General interest in NLP, plus starting a new job where management had expressed an interest in social media analytics.
Tools and Techniques
MySQL (data modelling, etl procedures)
This project delivers three capabilities. First the ability to harvest tweets relating to pre-configured search terms, second a set of NLP analytics run on these tweets and thirdly a dashboard to visualise and explore the tweets and analytic results.
Tweet Harvester – This is a solution that can be left running indefinitely, which periodically (e.g. hourly) pulls tweets relating to categories of pre-set search terms. (e.g. [McDonalds, Maccy D, Big Mac], [Burger King, Whopper]). Tweets are processed for properties (user, retweet etc) and archived into a sensibly-normalised database for later exploration. In addition to the raw tweet message, each tweet is tokenised and stemmed to base words, which are also stored in the normalised database.
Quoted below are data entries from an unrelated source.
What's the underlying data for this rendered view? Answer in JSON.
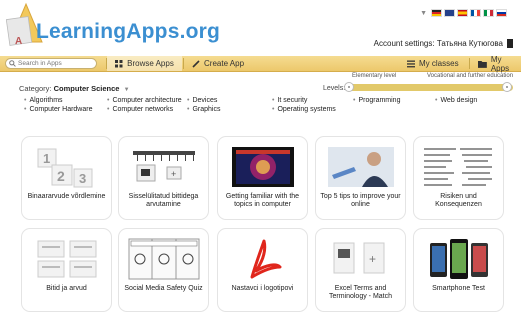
{
  "header": {
    "logo_text": "LearningApps.org",
    "account_label": "Account settings: Татьяна Кутюгова"
  },
  "languages": [
    "de",
    "en",
    "es",
    "fr",
    "it",
    "ru"
  ],
  "navbar": {
    "search_placeholder": "Search in Apps",
    "browse_label": "Browse Apps",
    "create_label": "Create App",
    "classes_label": "My classes",
    "myapps_label": "My Apps"
  },
  "filter": {
    "category_prefix": "Category:",
    "category_value": "Computer Science",
    "levels_label": "Levels:",
    "level_min_label": "Elementary level",
    "level_max_label": "Vocational and further education",
    "level_range": [
      0,
      1
    ]
  },
  "topics": [
    "Algorithms",
    "Computer Hardware",
    "Computer architecture",
    "Computer networks",
    "Devices",
    "Graphics",
    "It security",
    "Operating systems",
    "Programming",
    "Web design"
  ],
  "apps": [
    {
      "title": "Binaararvude võrdlemine"
    },
    {
      "title": "Sisselülitatud bittidega arvutamine"
    },
    {
      "title": "Getting familiar with the topics in computer"
    },
    {
      "title": "Top 5 tips to improve your online"
    },
    {
      "title": "Risiken und Konsequenzen"
    },
    {
      "title": "Bitid ja arvud"
    },
    {
      "title": "Social Media Safety Quiz"
    },
    {
      "title": "Nastavci i logotipovi"
    },
    {
      "title": "Excel Terms and Terminology - Match"
    },
    {
      "title": "Smartphone Test"
    }
  ],
  "colors": {
    "brand_blue": "#3b8fd1",
    "navbar_yellow": "#f0cf77",
    "slider_yellow": "#e2c96a"
  }
}
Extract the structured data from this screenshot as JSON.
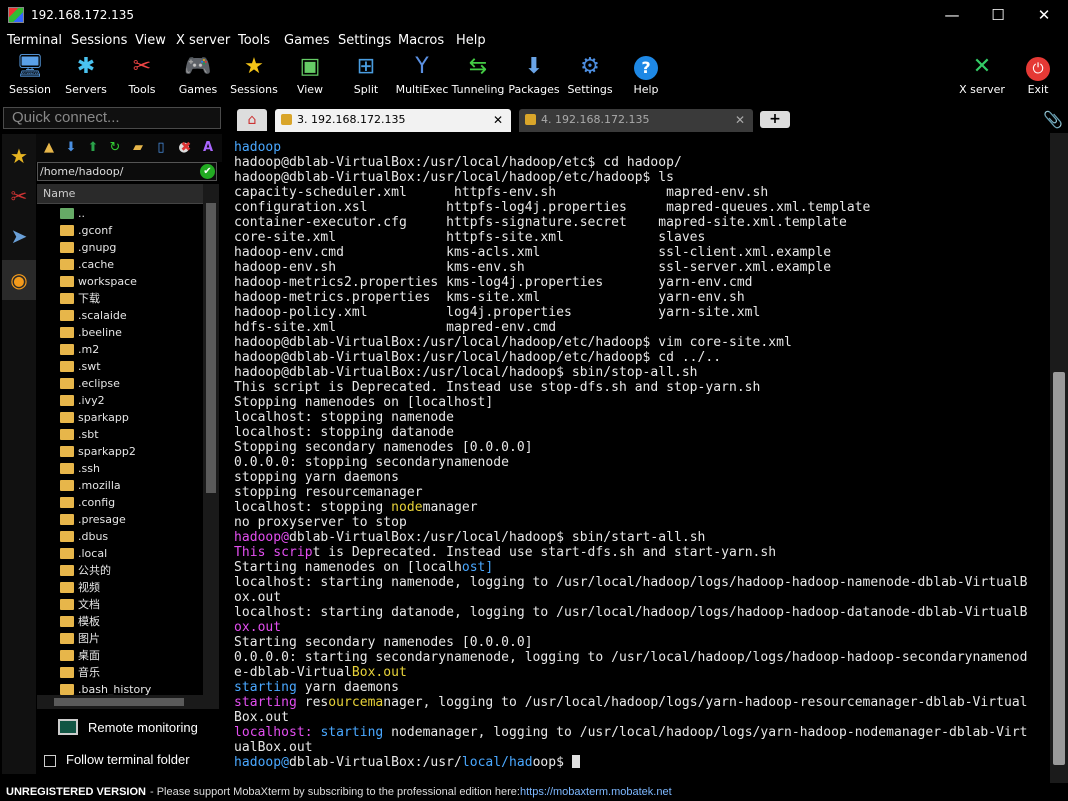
{
  "window": {
    "title": "192.168.172.135",
    "minimize": "—",
    "maximize": "☐",
    "close": "✕"
  },
  "menu": [
    "Terminal",
    "Sessions",
    "View",
    "X server",
    "Tools",
    "Games",
    "Settings",
    "Macros",
    "Help"
  ],
  "toolbar": {
    "items": [
      {
        "label": "Session",
        "icon": "monitor-icon"
      },
      {
        "label": "Servers",
        "icon": "servers-icon"
      },
      {
        "label": "Tools",
        "icon": "tools-icon"
      },
      {
        "label": "Games",
        "icon": "gamepad-icon"
      },
      {
        "label": "Sessions",
        "icon": "star-icon"
      },
      {
        "label": "View",
        "icon": "view-icon"
      },
      {
        "label": "Split",
        "icon": "split-icon"
      },
      {
        "label": "MultiExec",
        "icon": "multiexec-icon"
      },
      {
        "label": "Tunneling",
        "icon": "tunneling-icon"
      },
      {
        "label": "Packages",
        "icon": "packages-icon"
      },
      {
        "label": "Settings",
        "icon": "gears-icon"
      },
      {
        "label": "Help",
        "icon": "help-icon"
      }
    ],
    "xserver": "X server",
    "exit": "Exit"
  },
  "quick_connect": {
    "placeholder": "Quick connect..."
  },
  "sidebar": {
    "path": "/home/hadoop/",
    "column": "Name",
    "files": [
      "..",
      ".gconf",
      ".gnupg",
      ".cache",
      "workspace",
      "下载",
      ".scalaide",
      ".beeline",
      ".m2",
      ".swt",
      ".eclipse",
      ".ivy2",
      "sparkapp",
      ".sbt",
      "sparkapp2",
      ".ssh",
      ".mozilla",
      ".config",
      ".presage",
      ".dbus",
      ".local",
      "公共的",
      "视频",
      "文档",
      "模板",
      "图片",
      "桌面",
      "音乐",
      ".bash_history"
    ],
    "remote_monitoring": "Remote monitoring",
    "follow_terminal": "Follow terminal folder"
  },
  "tabs": {
    "active": "3. 192.168.172.135",
    "inactive": "4. 192.168.172.135",
    "close": "✕",
    "add": "+"
  },
  "terminal": {
    "lines": [
      [
        [
          "hadoop",
          "bl"
        ]
      ],
      [
        [
          "hadoop@dblab-VirtualBox:/usr/local/hadoop/etc$ cd hadoop/",
          ""
        ]
      ],
      [
        [
          "hadoop@dblab-VirtualBox:/usr/local/hadoop/etc/hadoop$ ls",
          ""
        ]
      ],
      [
        [
          "capacity-scheduler.xml      httpfs-env.sh              mapred-env.sh",
          ""
        ]
      ],
      [
        [
          "configuration.xsl          httpfs-",
          ""
        ],
        [
          "log4j",
          ""
        ],
        [
          ".properties     mapred-queues.xml.template",
          ""
        ]
      ],
      [
        [
          "container-executor.cfg     httpfs-signature.secret    mapred-site.xml.template",
          ""
        ]
      ],
      [
        [
          "core-site.xml              httpfs-site.xml            slaves",
          ""
        ]
      ],
      [
        [
          "hadoop-env.cmd             kms-acls.xml               ssl-client.xml.example",
          ""
        ]
      ],
      [
        [
          "hadoop-env.sh              kms-env.sh                 ssl-server.xml.example",
          ""
        ]
      ],
      [
        [
          "hadoop-metrics2.properties kms-log4j.properties       yarn-env.cmd",
          ""
        ]
      ],
      [
        [
          "hadoop-metrics.properties  kms-site.xml               yarn-env.sh",
          ""
        ]
      ],
      [
        [
          "hadoop-policy.xml          log4j.properties           yarn-site.xml",
          ""
        ]
      ],
      [
        [
          "hdfs-site.xml              mapred-env.cmd",
          ""
        ]
      ],
      [
        [
          "hadoop@dblab-VirtualBox:/usr/local/hadoop/etc/hadoop$ vim core-site.xml",
          ""
        ]
      ],
      [
        [
          "hadoop@dblab-VirtualBox:/usr/local/hadoop/etc/hadoop$ cd ../..",
          ""
        ]
      ],
      [
        [
          "hadoop@dblab-VirtualBox:/usr/local/hadoop$ sbin/stop-all.sh",
          ""
        ]
      ],
      [
        [
          "This script is Deprecated. Instead use stop-dfs.sh and stop-yarn.sh",
          ""
        ]
      ],
      [
        [
          "Stopping namenodes on [localhost]",
          ""
        ]
      ],
      [
        [
          "localhost: stopping namenode",
          ""
        ]
      ],
      [
        [
          "localhost: stopping datanode",
          ""
        ]
      ],
      [
        [
          "Stopping secondary namenodes [0.0.0.0]",
          ""
        ]
      ],
      [
        [
          "0.0.0.0: stopping secondarynamenode",
          ""
        ]
      ],
      [
        [
          "stopping yarn daemons",
          ""
        ]
      ],
      [
        [
          "stopping resourcemanager",
          ""
        ]
      ],
      [
        [
          "localhost: stop",
          ""
        ],
        [
          "ping ",
          ""
        ],
        [
          "node",
          "yl"
        ],
        [
          "manager",
          ""
        ]
      ],
      [
        [
          "no proxyserver to stop",
          ""
        ]
      ],
      [
        [
          "hadoop@",
          "mg"
        ],
        [
          "dblab-VirtualBox:/usr/local/hadoop$ sbin/start-all.sh",
          ""
        ]
      ],
      [
        [
          "This scrip",
          "mg"
        ],
        [
          "t is Deprecated. Instead use start-dfs.sh and start-yarn.sh",
          ""
        ]
      ],
      [
        [
          "Starting namenodes on [localh",
          ""
        ],
        [
          "ost]",
          "bl"
        ]
      ],
      [
        [
          "localhost: starting namenode, logging to /usr/local/hadoop/logs/hadoop-hadoop-namenode-dblab-VirtualB",
          ""
        ]
      ],
      [
        [
          "ox.out",
          ""
        ]
      ],
      [
        [
          "localhost: starting datanode, logging to /usr/local/hadoop/logs/hadoop-hadoop-datanode-dblab-VirtualB",
          ""
        ]
      ],
      [
        [
          "ox.out",
          "mg"
        ]
      ],
      [
        [
          "Starting secondary namenodes [0.0.0.0]",
          ""
        ]
      ],
      [
        [
          "0.0.0.0: starting secondarynamenode, logging to /usr/local/hadoop/logs/hadoop-hadoop-secondarynamenod",
          ""
        ]
      ],
      [
        [
          "e-dblab-Virtual",
          ""
        ],
        [
          "Box.out",
          "yl"
        ]
      ],
      [
        [
          "starting",
          "bl"
        ],
        [
          " yarn daemons",
          ""
        ]
      ],
      [
        [
          "starting",
          "mg"
        ],
        [
          " res",
          ""
        ],
        [
          "ourcema",
          "yl"
        ],
        [
          "nager, logging to /usr/local/hadoop/logs/yarn-hadoop-resourcemanager-dblab-Virtual",
          ""
        ]
      ],
      [
        [
          "Box.out",
          ""
        ]
      ],
      [
        [
          "localhost:",
          "mg"
        ],
        [
          " ",
          ""
        ],
        [
          "starting",
          "bl"
        ],
        [
          " nodemanager, logging to /usr/local/hadoop/logs/yarn-hadoop-nodemanager-dblab-Virt",
          ""
        ]
      ],
      [
        [
          "ualBox.out",
          ""
        ]
      ],
      [
        [
          "hadoop@",
          "bl"
        ],
        [
          "dblab-VirtualBox:/usr/",
          ""
        ],
        [
          "local/had",
          "bl"
        ],
        [
          "oop$ ",
          ""
        ]
      ]
    ]
  },
  "status": {
    "unregistered": "UNREGISTERED VERSION",
    "message": "-  Please support MobaXterm by subscribing to the professional edition here:",
    "link": "https://mobaxterm.mobatek.net"
  },
  "colors": {
    "blue": "#4aa8ff",
    "magenta": "#e34ff0",
    "yellow": "#e8d33a"
  }
}
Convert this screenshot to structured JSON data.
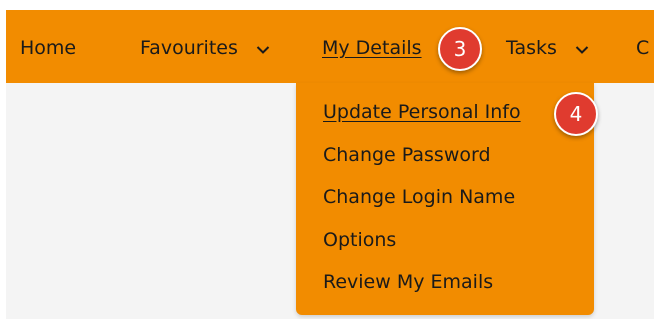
{
  "nav": {
    "items": [
      {
        "label": "Home"
      },
      {
        "label": "Favourites"
      },
      {
        "label": "My Details"
      },
      {
        "label": "Tasks"
      },
      {
        "label": "C"
      }
    ]
  },
  "dropdown": {
    "items": [
      {
        "label": "Update Personal Info"
      },
      {
        "label": "Change Password"
      },
      {
        "label": "Change Login Name"
      },
      {
        "label": "Options"
      },
      {
        "label": "Review My Emails"
      }
    ]
  },
  "badges": [
    {
      "label": "3"
    },
    {
      "label": "4"
    }
  ],
  "colors": {
    "nav_background": "#f28c00",
    "badge": "#e03b2f",
    "page_background": "#f4f4f4"
  }
}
NLP Analytics – A set of analytics (e.g. topic modelling, term-frequency-inverse-document-frequency etc) to derive insight from the tweet data. In addition, higher level analytics aimed at providing insight on differences between sets of search terms. e.g. McDonalds terms versus Burger King terms.
Dashboard – A Tableau dashboard, both to present the twitter data (e.g. tweet explorer) and the results of the analytics.